С другой стороны, Маяковский отчетливо говорит о том, что Пушкин для него не забальзамированная стараниями пушкинистов мумия, а абсолютно живой поэт («я люблю вас, но живого, а не мумию»). И это многое проясняет в творчестве самого Маяковского. Становится понятно, что его блистательные стихи и поэмы 1910-х— начала 1920-х годов возникли не на «пустом месте», а опираются на мощный фундамент великой русской литературы.

ИГРА В КАРТЫ С ДЬЯВОЛОМ

Еще одно судьбоносное событие в жизни Маяковского — революция. С первых же дней советской власти поэт, охваченный прекраснодушным порывом и искренне полагающий, что его поэзия способна изменить мир и воспитать человека коммунистического будущего, начинает творить ради того, чтобы «улучшать человеческую породу». В этом заблуждении Маяковский был не одинок: в то время зудом преобразования было охвачено подавляющее большинство художников-авангардистов, которые полагали, что создание новой эстетики, новой «визуально-пространственной среды обитания» способно повлиять на изменение человеческой психологии. Что обосновывалось знаменитым высказыванием Карла Маркса «бытие определяет сознание».

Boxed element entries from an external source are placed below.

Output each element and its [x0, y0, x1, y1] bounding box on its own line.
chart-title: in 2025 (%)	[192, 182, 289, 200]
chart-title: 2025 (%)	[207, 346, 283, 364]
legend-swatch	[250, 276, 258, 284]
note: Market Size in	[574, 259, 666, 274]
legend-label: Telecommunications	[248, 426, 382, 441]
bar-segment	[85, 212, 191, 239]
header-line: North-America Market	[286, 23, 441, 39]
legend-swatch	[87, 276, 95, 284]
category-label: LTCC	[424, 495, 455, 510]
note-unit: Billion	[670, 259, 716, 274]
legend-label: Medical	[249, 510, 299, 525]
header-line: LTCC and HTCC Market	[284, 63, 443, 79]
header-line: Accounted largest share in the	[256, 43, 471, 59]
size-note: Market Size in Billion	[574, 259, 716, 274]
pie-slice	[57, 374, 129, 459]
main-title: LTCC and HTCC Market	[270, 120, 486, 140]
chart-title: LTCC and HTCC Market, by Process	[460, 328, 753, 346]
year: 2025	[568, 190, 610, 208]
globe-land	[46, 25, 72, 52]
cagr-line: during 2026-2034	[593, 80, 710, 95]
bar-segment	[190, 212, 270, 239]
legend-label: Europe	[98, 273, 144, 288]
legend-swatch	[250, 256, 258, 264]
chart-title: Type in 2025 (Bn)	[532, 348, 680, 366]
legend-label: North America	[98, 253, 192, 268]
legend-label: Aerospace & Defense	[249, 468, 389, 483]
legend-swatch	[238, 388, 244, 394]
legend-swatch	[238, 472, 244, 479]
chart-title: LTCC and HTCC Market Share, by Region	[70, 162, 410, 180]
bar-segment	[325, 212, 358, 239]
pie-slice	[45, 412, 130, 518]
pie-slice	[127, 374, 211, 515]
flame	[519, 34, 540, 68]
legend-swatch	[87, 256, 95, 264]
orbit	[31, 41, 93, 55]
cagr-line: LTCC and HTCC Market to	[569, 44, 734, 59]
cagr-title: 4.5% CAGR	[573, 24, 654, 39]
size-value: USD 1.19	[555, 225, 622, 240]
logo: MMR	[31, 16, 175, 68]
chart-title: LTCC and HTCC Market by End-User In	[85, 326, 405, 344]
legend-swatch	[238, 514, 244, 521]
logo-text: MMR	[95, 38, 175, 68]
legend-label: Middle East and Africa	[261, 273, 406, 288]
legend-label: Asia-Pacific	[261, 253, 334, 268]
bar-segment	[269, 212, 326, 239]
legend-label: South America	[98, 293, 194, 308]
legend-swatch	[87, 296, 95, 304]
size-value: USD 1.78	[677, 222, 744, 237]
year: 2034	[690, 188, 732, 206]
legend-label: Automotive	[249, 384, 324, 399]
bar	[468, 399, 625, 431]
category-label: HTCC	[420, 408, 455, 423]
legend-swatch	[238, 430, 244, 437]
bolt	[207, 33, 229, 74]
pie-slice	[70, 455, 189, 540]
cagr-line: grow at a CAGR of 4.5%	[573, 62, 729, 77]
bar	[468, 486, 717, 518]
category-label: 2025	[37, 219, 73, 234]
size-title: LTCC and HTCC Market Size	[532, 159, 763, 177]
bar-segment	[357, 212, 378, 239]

Начиная с 1918 года Маяковский развивает бурную деятельность на самых разнообразных поприщах. Пишет сценарии и снимается в кино. Рисует плакаты. Сочиняет частушки. Совместно с художником Александром Родченко работает в рекламе, «прославляя» изделия Моссельпрома, Резинотреста и Мосполиграфа. Сотрудничает с рядом центральных газет в качестве штатного и внештатного корреспондента. Совместно с Бриком, Асеевым и Третьяковым учреждает творческое объединение ЛЕФ (Левый фронт искусства). Редактирует журнал. Пишет пьесы, которые ставят в столичных театрах. Беспрерывно разъезжает по Советскому Союзу и зарубежью, не только читая стихи, но и пропагандируя наступление в отдельно взятой стране царствия всеобщего благоденствия.

И при этом беспрерывно пишет. Но по большей части написанное после 1918 года к поэзии имеет лишь чисто формальное отношение. Поскольку это зарифмованные репортажи об отвратительной жизни за границей, разоблачающие социальные язвы фельетоны в стихах, «приказы по армии искусств», текстовки плакатов, агитки, прославляющие новый быт…

Вот, например, стихотворный фельетон «Прозаседавшиеся» — от пересказа «в прозе» сочинение это ровно ничего не теряет. Поэт приходит в учреждение на прием к «Иван Ванычу». Иван Ваныч занят — он на заседании. Попытки отловить его бесперспективны: Иван Ваныч перемещается с заседания на заседание. Вечером разъяренный поэт врывается в зал заседаний и видит, что на стульях сидят нижние половинки людей. Ему объясняют, что заседательная нагрузка столь велика, что чиновникам приходится раздваиваться, чтобы одновременно присутствовать в разных местах. В финале поэт требует созвать последнее заседание, на котором необходимо принять резолюцию о запрете всяческих заседаний. Типа смешно.